Here are five tips the Almanac suggests people try to stave off daylight saving fatigue.

Good bedtime habits

In the days after the time change, stop drinking caffeinated beverages four to six hours before bedtime. Avoid alcohol in the evening. Also, if you exercise, avoid workouts within four hours of bedtime. Working out raises your body temperature temporarily, which can make it harder to fall asleep.

Get consistent sleep

Get at least seven hours of sleep on the days before and after the time change. The closer you stick to your normal routine, the faster your body will adjust.

If you really have trouble with the time changes, consider gradually adjusting your sleep and wake times a few days in advance by shifting bedtime 15 to 20 minutes each night. This could help your body slowly adjust.

Keep dinnertime consistent and eat more protein

On the days around the time change, eat at the same time or even a little early. Try to shift your mealtime forward 15 minutes for a few days in a row to help ease the transition.

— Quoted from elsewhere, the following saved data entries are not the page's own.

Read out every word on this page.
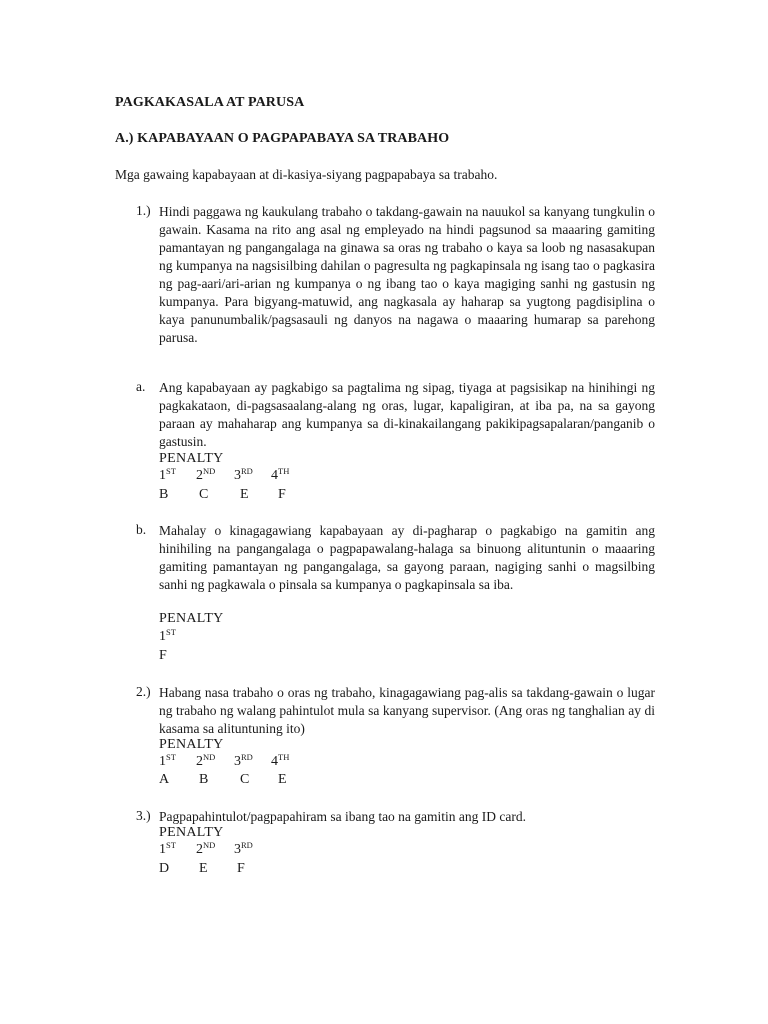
PAGKAKASALA AT PARUSA
A.) KAPABAYAAN O PAGPAPABAYA SA TRABAHO
Mga gawaing kapabayaan at di-kasiya-siyang pagpapabaya sa trabaho.
1.) Hindi paggawa ng kaukulang trabaho o takdang-gawain na nauukol sa kanyang tungkulin o gawain. Kasama na rito ang asal ng empleyado na hindi pagsunod sa maaaring gamiting pamantayan ng pangangalaga na ginawa sa oras ng trabaho o kaya sa loob ng nasasakupan ng kumpanya na nagsisilbing dahilan o pagresulta ng pagkapinsala ng isang tao o pagkasira ng pag-aari/ari-arian ng kumpanya o ng ibang tao o kaya magiging sanhi ng gastusin ng kumpanya. Para bigyang-matuwid, ang nagkasala ay haharap sa yugtong pagdisiplina o kaya panunumbalik/pagsasauli ng danyos na nagawa o maaaring humarap sa parehong parusa.
a. Ang kapabayaan ay pagkabigo sa pagtalima ng sipag, tiyaga at pagsisikap na hinihingi ng pagkakataon, di-pagsasaalang-alang ng oras, lugar, kapaligiran, at iba pa, na sa gayong paraan ay mahaharap ang kumpanya sa di-kinakailangang pakikipagsapalaran/panganib o gastusin.
PENALTY
1ST 2ND 3RD 4TH
B C E F
b. Mahalay o kinagagawiang kapabayaan ay di-pagharap o pagkabigo na gamitin ang hinihiling na pangangalaga o pagpapawalang-halaga sa binuong alituntunin o maaaring gamiting pamantayan ng pangangalaga, sa gayong paraan, nagiging sanhi o magsilbing sanhi ng pagkawala o pinsala sa kumpanya o pagkapinsala sa iba.
PENALTY
1ST
F
2.) Habang nasa trabaho o oras ng trabaho, kinagagawiang pag-alis sa takdang-gawain o lugar ng trabaho ng walang pahintulot mula sa kanyang supervisor. (Ang oras ng tanghalian ay di kasama sa alituntuning ito)
PENALTY
1ST 2ND 3RD 4TH
A B C E
3.) Pagpapahintulot/pagpapahiram sa ibang tao na gamitin ang ID card.
PENALTY
1ST 2ND 3RD
D E F
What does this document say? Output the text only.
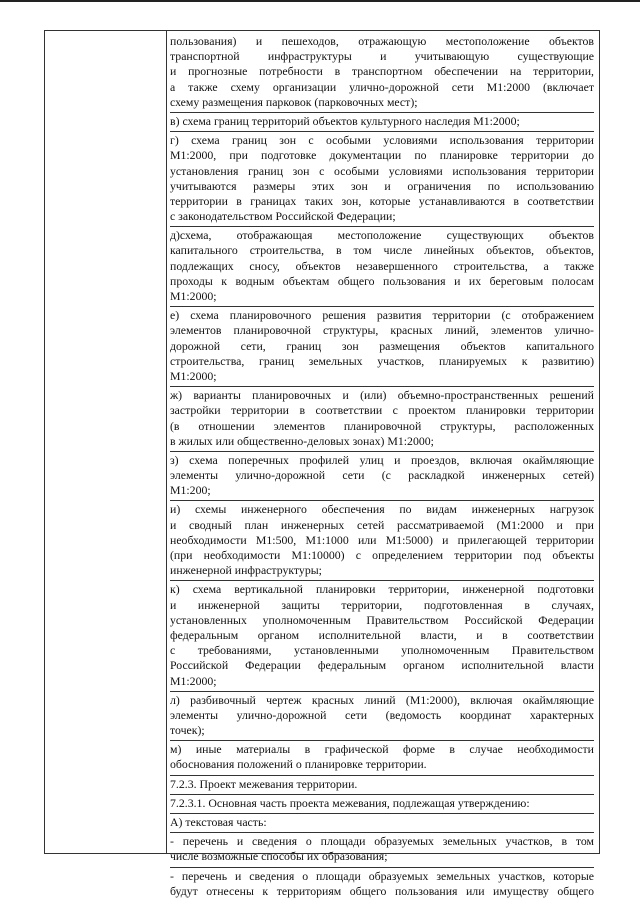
пользования) и пешеходов, отражающую местоположение объектов
транспортной инфраструктуры и учитывающую существующие
и прогнозные потребности в транспортном обеспечении на территории,
а также схему организации улично-дорожной сети М1:2000 (включает
схему размещения парковок (парковочных мест);
в) схема границ территорий объектов культурного наследия М1:2000;
г) схема границ зон с особыми условиями использования территории
М1:2000, при подготовке документации по планировке территории до
установления границ зон с особыми условиями использования территории
учитываются размеры этих зон и ограничения по использованию
территории в границах таких зон, которые устанавливаются в соответствии
с законодательством Российской Федерации;
д)схема, отображающая местоположение существующих объектов
капитального строительства, в том числе линейных объектов, объектов,
подлежащих сносу, объектов незавершенного строительства, а также
проходы к водным объектам общего пользования и их береговым полосам
М1:2000;
е) схема планировочного решения развития территории (с отображением
элементов планировочной структуры, красных линий, элементов улично-
дорожной сети, границ зон размещения объектов капитального
строительства, границ земельных участков, планируемых к развитию)
М1:2000;
ж) варианты планировочных и (или) объемно-пространственных решений
застройки территории в соответствии с проектом планировки территории
(в отношении элементов планировочной структуры, расположенных
в жилых или общественно-деловых зонах) М1:2000;
з) схема поперечных профилей улиц и проездов, включая окаймляющие
элементы улично-дорожной сети (с раскладкой инженерных сетей)
М1:200;
и) схемы инженерного обеспечения по видам инженерных нагрузок
и сводный план инженерных сетей рассматриваемой (М1:2000 и при
необходимости М1:500, М1:1000 или М1:5000) и прилегающей территории
(при необходимости М1:10000) с определением территории под объекты
инженерной инфраструктуры;
к) схема вертикальной планировки территории, инженерной подготовки
и инженерной защиты территории, подготовленная в случаях,
установленных уполномоченным Правительством Российской Федерации
федеральным органом исполнительной власти, и в соответствии
с требованиями, установленными уполномоченным Правительством
Российской Федерации федеральным органом исполнительной власти
М1:2000;
л) разбивочный чертеж красных линий (М1:2000), включая окаймляющие
элементы улично-дорожной сети (ведомость координат характерных
точек);
м) иные материалы в графической форме в случае необходимости
обоснования положений о планировке территории.
7.2.3. Проект межевания территории.
7.2.3.1. Основная часть проекта межевания, подлежащая утверждению:
А) текстовая часть:
- перечень и сведения о площади образуемых земельных участков, в том
числе возможные способы их образования;
- перечень и сведения о площади образуемых земельных участков, которые
будут отнесены к территориям общего пользования или имуществу общего
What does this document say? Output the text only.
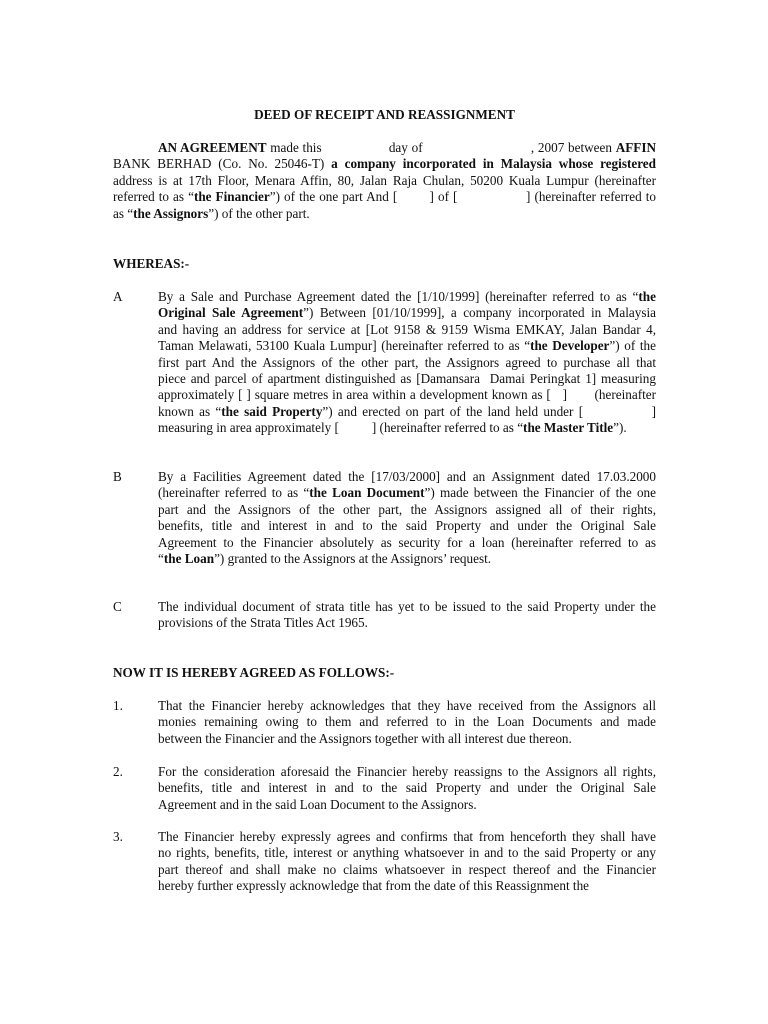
DEED OF RECEIPT AND REASSIGNMENT
AN AGREEMENT made this                  day of                             , 2007 between AFFIN
BANK BERHAD (Co. No. 25046-T) a company incorporated in Malaysia whose registered
address is at 17th Floor, Menara Affin, 80, Jalan Raja Chulan, 50200 Kuala Lumpur (hereinafter
referred to as “the Financier”) of the one part And [        ] of [                 ] (hereinafter referred to
as “the Assignors”) of the other part.
WHEREAS:-
A	By a Sale and Purchase Agreement dated the [1/10/1999] (hereinafter referred to as “the
Original Sale Agreement”) Between [01/10/1999], a company incorporated in Malaysia
and having an address for service at [Lot 9158 & 9159 Wisma EMKAY, Jalan Bandar 4,
Taman Melawati, 53100 Kuala Lumpur] (hereinafter referred to as “the Developer”) of the
first part And the Assignors of the other part, the Assignors agreed to purchase all that
piece and parcel of apartment distinguished as [Damansara  Damai Peringkat 1] measuring
approximately [ ] square metres in area within a development known as [   ]       (hereinafter
known as “the said Property”) and erected on part of the land held under [             ]
measuring in area approximately [          ] (hereinafter referred to as “the Master Title”).
B	By a Facilities Agreement dated the [17/03/2000] and an Assignment dated 17.03.2000
(hereinafter referred to as “the Loan Document”) made between the Financier of the one
part and the Assignors of the other part, the Assignors assigned all of their rights,
benefits, title and interest in and to the said Property and under the Original Sale
Agreement to the Financier absolutely as security for a loan (hereinafter referred to as
“the Loan”) granted to the Assignors at the Assignors’ request.
C	The individual document of strata title has yet to be issued to the said Property under the
provisions of the Strata Titles Act 1965.
NOW IT IS HEREBY AGREED AS FOLLOWS:-
1.	That the Financier hereby acknowledges that they have received from the Assignors all
monies remaining owing to them and referred to in the Loan Documents and made
between the Financier and the Assignors together with all interest due thereon.
2.	For the consideration aforesaid the Financier hereby reassigns to the Assignors all rights,
benefits, title and interest in and to the said Property and under the Original Sale
Agreement and in the said Loan Document to the Assignors.
3.	The Financier hereby expressly agrees and confirms that from henceforth they shall have
no rights, benefits, title, interest or anything whatsoever in and to the said Property or any
part thereof and shall make no claims whatsoever in respect thereof and the Financier
hereby further expressly acknowledge that from the date of this Reassignment the
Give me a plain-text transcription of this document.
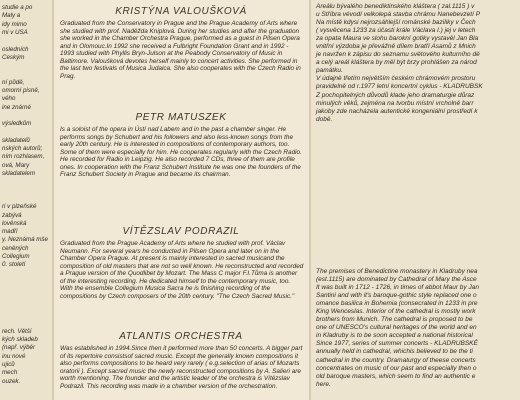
studie a po
Maly a
idy mimo
mi v USA
osledních
Českým
ní půdě,
omorní pisně,
vého
ine znárné
výsledkům
skladatelů
nských autorů;
ním rozhlasem,
ová, Mary
skladatelem
ri v plzeňské
zabývá
lověnská
madři
y. Neznámá mše
ceněných
Collegium
0. století
rech. Větší
kých skladeb
(např. výběr
inu nové
ujiců
mech
ouzek.
KRISTÝNA VALOUŠKOVÁ
Graduated from the Conservatory in Prague and the Prague Academy of Arts where she studied with prof. Naděžda Kniplová. During her studies and after the graduation she worked in the Chamber Orchestra Prague, performed as a guest in Pilsen Opera and in Olomouc.In 1992 she received a Fulbright Foundation Grant and in 1992 - 1993 studied with Phyllis Bryn-Julson at the Peabody Conservatory of Music in Baltimore. Valoušková devotes herself mainly to concert activities. She performed in the last two festivals of Musica Judaica. She also cooperates with the Czech Radio in Prag.
PETR MATUSZEK
Is a soloist of the opera in Ústí nad Labem and in the past a chamber singer. He performs songs by Schubert and his followers and also less-known songs from the early 20th century. He is interested in compositions of contemporary authors, too. Some of them were especially for him. He cooperates regularly with the Czech Radio. He recorded for Radio in Leipzig. He also recorded 7 CDs, three of them are profile ones. In cooperation with the Franz Schubert Institute he was one the founders of the Franz Schubert Society in Prague and became its chairman.
VÍTĚZSLAV PODRAZIL
Graduated from the Prague Academy of Arts where he studied with prof. Václav Neumann. For several years he conducted in Pilsen Opera and later on in the Chamber Opera Prague. At present is mainly interested in sacred musicand the composition of old masters that are not so well known. He reconstructed and recorded a Prague version of the Quodlibet by Mozart. The Mass C major F.I.Tůma is another of the interesting recording. He dedicated himself to the contemporary music, too. With the ensemble Collegium Musica Sacra he is finishing recording of the compositions by Czech composers of the 20th century. "The Czech Sacred Music."
ATLANTIS ORCHESTRA
Was established in 1994.Since then it performed more than 50 concerts. A bigger part of its repertoire consistsof sacred music. Except the generally known compositions it also performs compositions to be heard very rarely ( e.g.selection of arias of Mozarts oratorii ). Except sacred music the newly reconstructed compositions by A. Salieri are worth mentioning. The founder and the artistic leader of the orchestra is Vítězslav Podrazil. This recording was made in a chamber version of the orchestration.
Areálu bývalého benediktinského kláštera ( zal.1115 ) v
u Stříbra vévodí velkolepá stavba chrámu Nanebevzetí P
Na místě kdysi nejrozsáhlejší románské baziliky v Čech
( vysvěcena 1233 za účasti krále Václava I.) jej v letech
za opata Maura ve slohu barokní gotiky vystavěl Jan Bla
vnitřní výzdoba je převážně dílem bratří Asamů z Mnich
je navržen k zápisu do seznamu světového kulturního dě
a celý areál kláštera by měl být brzy prohlášen za národ
památku.
V údajně třetím největším českém chrámovém prostoru
pravidelně od r.1977 letní koncertní cyklus - KLADRUBSK
Z pochopitelných důvodů klade jeho dramaturgie důraz
minulých věků, zejména na tvorbu místní vrcholně barr
jakoby zde nacházela autentické kongeniální prostředí k
době.
The premises of Benedictine monastery in Kladruby nea
(est.1115) are dominated by Cathedral of Mary the Asce
It was built in 1712 - 1726, in times of abbot Maur by Jan
Santini and with it's baroque-gothic style replaced one o
omance basilica in Bohemia (consecrated in 1233 in pre
King Wenceslas. Interior of the cathedral is mostly work
brothers from Munich. The cathedral is proposed to be
one of UNESCO's cultural heritages of the world and en
in Kladruby is to be soon accepted a national historical
Since 1977, series of summer concerts - KLADRUBSKÉ
annually held in cathedral, whichis believed to be the ti
cathedral in the country. Dramaturgy of theese concerts
concentrates on music of our past and especially then o
old baroque masters, which seem to find an authentic e
here.
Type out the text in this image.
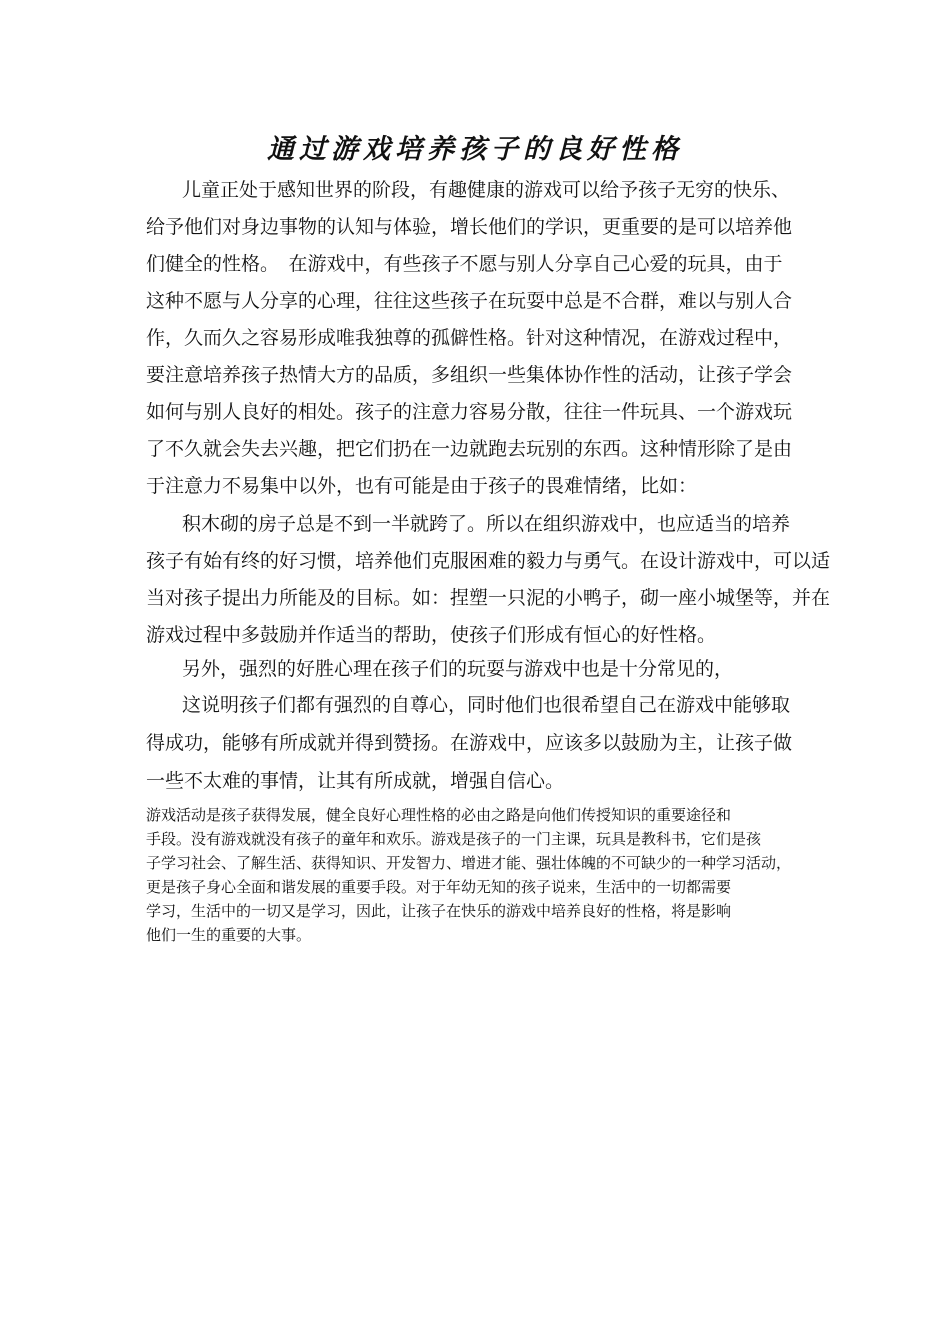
通过游戏培养孩子的良好性格
儿童正处于感知世界的阶段，有趣健康的游戏可以给予孩子无穷的快乐、
给予他们对身边事物的认知与体验，增长他们的学识，更重要的是可以培养他
们健全的性格。　在游戏中，有些孩子不愿与别人分享自己心爱的玩具，由于
这种不愿与人分享的心理，往往这些孩子在玩耍中总是不合群，难以与别人合
作，久而久之容易形成唯我独尊的孤僻性格。针对这种情况，在游戏过程中，
要注意培养孩子热情大方的品质，多组织一些集体协作性的活动，让孩子学会
如何与别人良好的相处。孩子的注意力容易分散，往往一件玩具、一个游戏玩
了不久就会失去兴趣，把它们扔在一边就跑去玩别的东西。这种情形除了是由
于注意力不易集中以外，也有可能是由于孩子的畏难情绪，比如：
积木砌的房子总是不到一半就跨了。所以在组织游戏中，也应适当的培养
孩子有始有终的好习惯，培养他们克服困难的毅力与勇气。在设计游戏中，可以适
当对孩子提出力所能及的目标。如：捏塑一只泥的小鸭子，砌一座小城堡等，并在
游戏过程中多鼓励并作适当的帮助，使孩子们形成有恒心的好性格。
另外，强烈的好胜心理在孩子们的玩耍与游戏中也是十分常见的，
这说明孩子们都有强烈的自尊心，同时他们也很希望自己在游戏中能够取
得成功，能够有所成就并得到赞扬。在游戏中，应该多以鼓励为主，让孩子做
一些不太难的事情，让其有所成就，增强自信心。
游戏活动是孩子获得发展，健全良好心理性格的必由之路是向他们传授知识的重要途径和
手段。没有游戏就没有孩子的童年和欢乐。游戏是孩子的一门主课，玩具是教科书，它们是孩
子学习社会、了解生活、获得知识、开发智力、增进才能、强壮体魄的不可缺少的一种学习活动，
更是孩子身心全面和谐发展的重要手段。对于年幼无知的孩子说来，生活中的一切都需要
学习，生活中的一切又是学习，因此，让孩子在快乐的游戏中培养良好的性格，将是影响
他们一生的重要的大事。
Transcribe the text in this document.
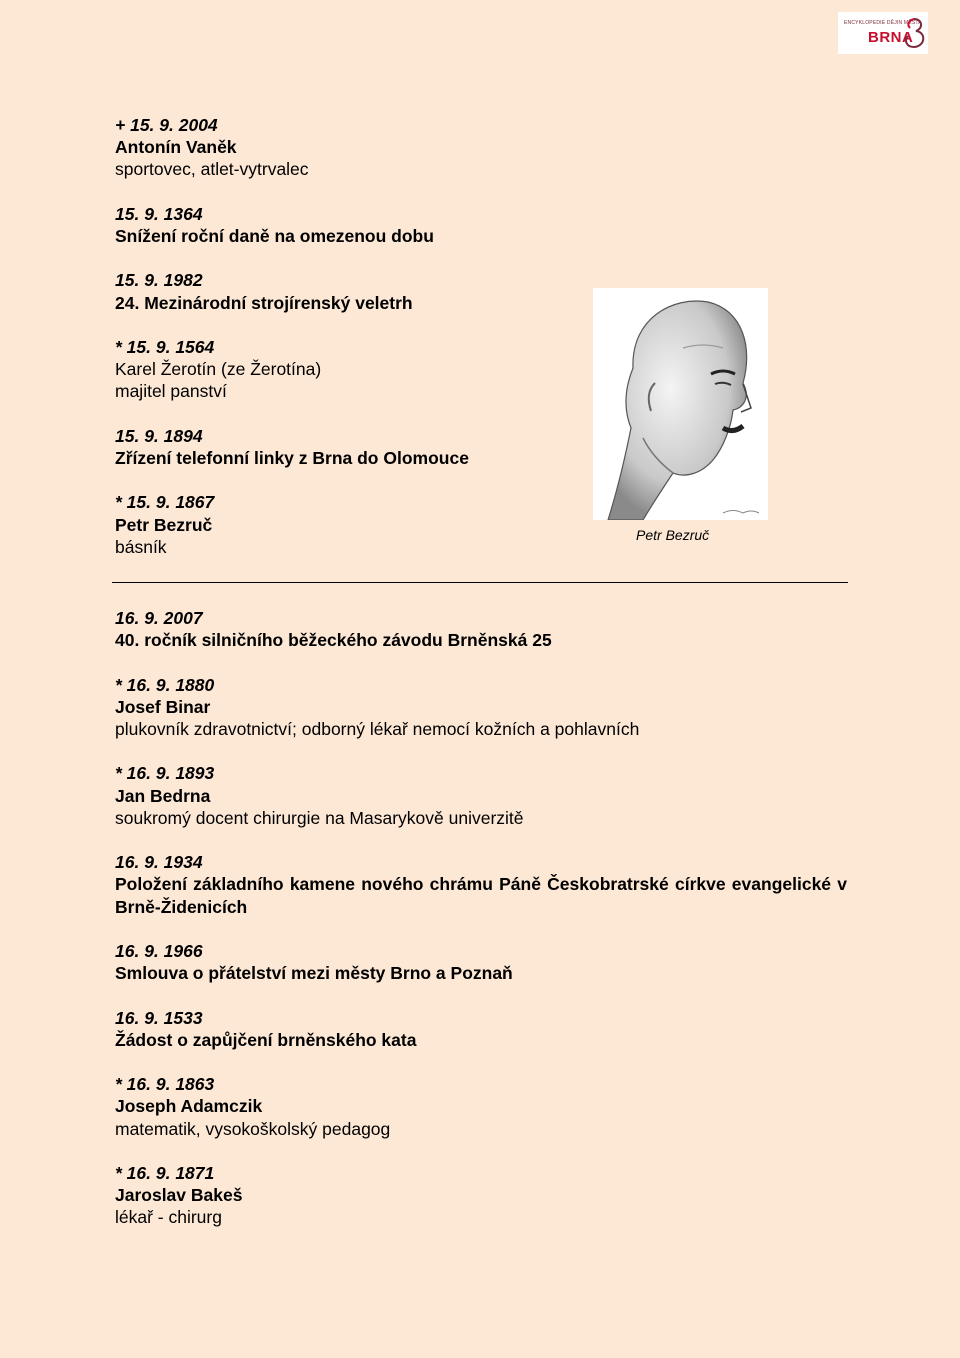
ENCYKLOPEDIE DĚJIN MĚSTA
BRNA
+ 15. 9. 2004
Antonín Vaněk
sportovec, atlet-vytrvalec
15. 9. 1364
Snížení roční daně na omezenou dobu
15. 9. 1982
24. Mezinárodní strojírenský veletrh
* 15. 9. 1564
Karel Žerotín (ze Žerotína)
majitel panství
15. 9. 1894
Zřízení telefonní linky z Brna do Olomouce
* 15. 9. 1867
Petr Bezruč
básník
Petr Bezruč
16. 9. 2007
40. ročník silničního běžeckého závodu Brněnská 25
* 16. 9. 1880
Josef Binar
plukovník zdravotnictví; odborný lékař nemocí kožních a pohlavních
* 16. 9. 1893
Jan Bedrna
soukromý docent chirurgie na Masarykově univerzitě
16. 9. 1934
Položení základního kamene nového chrámu Páně Českobratrské církve evangelické v Brně-Židenicích
16. 9. 1966
Smlouva o přátelství mezi městy Brno a Poznaň
16. 9. 1533
Žádost o zapůjčení brněnského kata
* 16. 9. 1863
Joseph Adamczik
matematik, vysokoškolský pedagog
* 16. 9. 1871
Jaroslav Bakeš
lékař - chirurg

Also, try not to overeat, and if you do feel like having a snack, choose one high in protein instead of carbohydrates.

Take a short nap

If you're starting to stack up sleepless hours, it could be beneficial to take a short nap during the day instead of continuing without any sleep. Try not to take naps longer than 20 minutes, though.

Get more sunlight

Go outside and expose yourself to morning sunlight on Sunday to help regulate your internal clock. Having shorter daylight hours can impact our mood and energy levels, decreasing serotonin.

Try to take some time out of your morning or early afternoon for a walk outside while the sun is out.